La liberté et l'indépendance, dit-il sans hésiter. Il y a une chose que j'admire beaucoup chez les Péruviens et c'est cet esprit de liberté et d'indépendance. Même s'il démarre en vendant 3 gâteaux dans la rue, tu peux très bien le retrouver propriétaire d'une chaine de supermarché : c'est un pays d'entrepreneurs.
Un Péruvien ne se laisse jamais aller, il va toujours trouver quelque chose pour s'en sortir!
Quels sont les conseils que tu donnerais à quelqu'un qui veut lancer un projet au Pérou?
D'abord, oublie le salariat. Fais plutôt comme un Péruvien : invente quelque chose et vends-le directement.
Tu peux faire quelque chose en lien avec ton pays, mais surtout n'aies pas peur de te lancer et oublie les prérequis.

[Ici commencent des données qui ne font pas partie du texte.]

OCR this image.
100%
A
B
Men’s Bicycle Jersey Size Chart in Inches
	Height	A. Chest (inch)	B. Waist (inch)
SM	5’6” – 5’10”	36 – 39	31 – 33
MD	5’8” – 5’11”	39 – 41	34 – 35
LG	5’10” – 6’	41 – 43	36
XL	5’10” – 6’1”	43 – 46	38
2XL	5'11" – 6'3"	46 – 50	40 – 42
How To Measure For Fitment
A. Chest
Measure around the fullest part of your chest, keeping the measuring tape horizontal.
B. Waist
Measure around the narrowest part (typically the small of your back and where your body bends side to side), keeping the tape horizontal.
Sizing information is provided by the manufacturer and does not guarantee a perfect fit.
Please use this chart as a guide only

C'est très Français de se soucier des papiers, mais les conditions idéales n'existent pas. Éventuellement, oui, on a avantage à se formaliser et il faut faire bien attention à la façon dont on gère les choses, mais il faut d'abord se lancer et ensuite réfléchir au développement.
Il y a des choses importantes à apprendre pour travailler ici, c'est une éthique, un comportement, une manière de faire qui sont propres au pays et qui peuvent nous choquer à prime abord. Au début tu te dis " mais non, on ne peut pas faire comme ça", mais tu te rends compte que, si, ça marche. C'est une façon de gérer particulière et énormément de relations reposent sur la confiance.
C'est important d'éliminer ses propres barrières mentales et culturelles. Bref, deviens Péruvien.
Quels sont les projets qui t'attendent?
En plus de continuer de développer l'agence, et de nouveaux disques pour Luz Katharine, je veux commencer à faire du documentaire. On a d'ailleurs co-écrit le documentaire sur les Q'eros avec Romain Decombes de Bird Film.